But first of all he must suffer. To voice the cry of Labor he must first endure its agony; to speak the protest of the Doomed he must first endure the doom. Led by Destiny, he went the weary way of toil and tragedy, the way along which the dumb millions march in pain to their Golgotha. Each footfall tore his heartstrings; each fallen human wreck woke in his soul a yearning to speak their curse to the driving Power he could not see. Each human cry sank into his heart, each tortured curse he nourished as his own.

He heard voices and saw visions. Voices called him to a service he could not understand. As Joan of Arc listened to the unseen voices, so he listened. But he understood not. They cried out to him, bidding him voice the wrong. “Speak! Speak for the Dumb who cannot speak! Speak their protest! Speak their curse!”

He saw visions where other men saw only a black void. For him the blackness was peopled with tragic human shapes. He saw the Victims of the Centuries. He saw Labor bound to wheels. He saw Hunger rob the Cradle. He saw Death dance to the cries of Mocked Motherhood. And far off, like the Prisoner of Patmos, he saw a New Earth in which all human beings were comrades of the flowers and the stars, and sharers of the freedom of the birds.

He obeyed the voices. He spoke in the Assembly of the Law-makers—spoke for Labor and against Labor’s wrongs. He spoke for the Dumb, for the Doomed and Damned. He spoke their protest and their curse. He spoke for Childhood and for Motherhood—spoke for the Makers of Laws. And when he spoke they answered with the howl of the Beast.

But Labor heard him speak its own Protest; heard him hurl at the Makers of Laws and the Masters of Bread the curse its heart had fashioned and its lips failed to speak. Labor knew that Debs voiced its own dumb agony and cheered him on by glad applause and by its love. But while he spoke there was sadness in his heart, each speech was answered in his own soul by a sense of sadness and of shame. Perhaps it was vain to speak to the Makers of Laws and the Masters of Bread! Perhaps it was better to speak to the Slaves of Bread! Better to speak to Labor and to teach it speech!

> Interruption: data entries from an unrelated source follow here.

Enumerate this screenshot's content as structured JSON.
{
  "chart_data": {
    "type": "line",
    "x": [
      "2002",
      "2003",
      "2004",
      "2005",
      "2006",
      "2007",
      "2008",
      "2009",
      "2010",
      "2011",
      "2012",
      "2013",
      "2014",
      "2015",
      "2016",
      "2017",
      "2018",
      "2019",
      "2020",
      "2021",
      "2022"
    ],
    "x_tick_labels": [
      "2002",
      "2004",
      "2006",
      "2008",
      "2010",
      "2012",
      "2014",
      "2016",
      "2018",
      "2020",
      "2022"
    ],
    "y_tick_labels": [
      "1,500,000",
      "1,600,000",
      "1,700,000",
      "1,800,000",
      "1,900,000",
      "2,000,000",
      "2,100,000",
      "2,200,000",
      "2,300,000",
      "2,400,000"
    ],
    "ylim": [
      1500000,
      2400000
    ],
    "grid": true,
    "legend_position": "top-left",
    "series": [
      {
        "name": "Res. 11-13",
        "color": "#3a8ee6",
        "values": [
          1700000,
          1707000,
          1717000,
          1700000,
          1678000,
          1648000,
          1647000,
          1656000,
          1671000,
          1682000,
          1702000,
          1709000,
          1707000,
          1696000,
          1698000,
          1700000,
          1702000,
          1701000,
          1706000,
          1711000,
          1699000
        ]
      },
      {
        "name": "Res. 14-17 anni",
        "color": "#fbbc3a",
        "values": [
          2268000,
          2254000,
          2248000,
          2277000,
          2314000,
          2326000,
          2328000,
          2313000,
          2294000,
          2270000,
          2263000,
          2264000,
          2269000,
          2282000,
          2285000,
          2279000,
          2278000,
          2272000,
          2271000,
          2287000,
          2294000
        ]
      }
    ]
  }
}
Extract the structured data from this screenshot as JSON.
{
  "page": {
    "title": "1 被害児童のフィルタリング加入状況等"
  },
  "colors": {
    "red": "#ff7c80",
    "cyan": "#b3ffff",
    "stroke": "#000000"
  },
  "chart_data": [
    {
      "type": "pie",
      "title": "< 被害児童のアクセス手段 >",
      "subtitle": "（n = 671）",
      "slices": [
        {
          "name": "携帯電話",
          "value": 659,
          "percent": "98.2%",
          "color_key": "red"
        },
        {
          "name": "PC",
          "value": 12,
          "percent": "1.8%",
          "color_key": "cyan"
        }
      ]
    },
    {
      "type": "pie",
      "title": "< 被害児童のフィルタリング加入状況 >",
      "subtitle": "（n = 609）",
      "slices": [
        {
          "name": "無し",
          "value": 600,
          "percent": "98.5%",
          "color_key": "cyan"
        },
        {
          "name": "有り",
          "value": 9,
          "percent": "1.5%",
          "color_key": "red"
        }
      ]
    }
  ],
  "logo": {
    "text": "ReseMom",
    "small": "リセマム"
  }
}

But the new speech brought no heartease. Ever the sense of Failure shamed him and tore his soul. And yet the voices bade him speak. “Speak of the visions! Speak of the New Earth! Speak and lead the way!” they cried. And his tortured soul answered in agony: “I cannot show the way, for I know it not!”

The Masters of Bread knew nothing of the struggle of his soul; they knew not that his speech which woke their fears was but his whisper! They could not know that the things their Fear and their Hate bade them do would loosen his tongue and give it speech like thunder. In their ignorance they forged a thunderbolt with which the barriers to the pathway to the land of the vision would be shattered. They cast Debs into prison. And in his prison cell Debs was to find Freedom—the Freedom of his Soul.

When they prisoned Debs they unprisoned his soul. When they drew the bolts that pent his body in Woodstock jail they made Eugene V. Debs a free man. In the silences of that prison cell his tongue was loosed and his eyes saw the vision of the Comrade-world and the way by which it must be reached. In the prison cell the Angel of Freedom touched his lips with fire from the altar and set him free to proclaim the Revolution. In their rage the Masters of Bread thought that they could silence Debs, but instead they broke the only fetter upon his soul and upon his speech.

Thus was Debs trained to be our standard bearer. Thus did he become the Voice of the Revolution whose call to Labor was destined to shake the hemisphere. He bore the people’s banner as one marked for the mission by Inexorable Destiny. He bore it proudly, nobly, wherever the fight was fiercest, and when he shouted the battle cry of Socialism it echoed through the land from sea to sea, from snow-capped mountain and deepest valley. And Labor heard the battle cry and answered in speech both clear and strong. And when he took the banner and went forth a second time, louder and stronger grew the answering cry, so that the Masters of Bread trembled in their seats of power and privilege.

And now, once more, speeded by the love of fifty thousand comrades in the organized movement, and by half a million in the larger army, Debs goes forth bearing the banner and proclaiming the message of Socialism. Once more he goes forth to voice the cry of the Disinherited, the curse of the Doomed and Damned. Once more the Incarnate Spirit of the Revolution goes forth to point men to the Vision of a world rich with the glory of comradeship, throbbing with the joy of freedom, radiant with love—the New Earth, resonant with the mingled songs of free and happy human beings; resplendent with the beauty of unfettered life.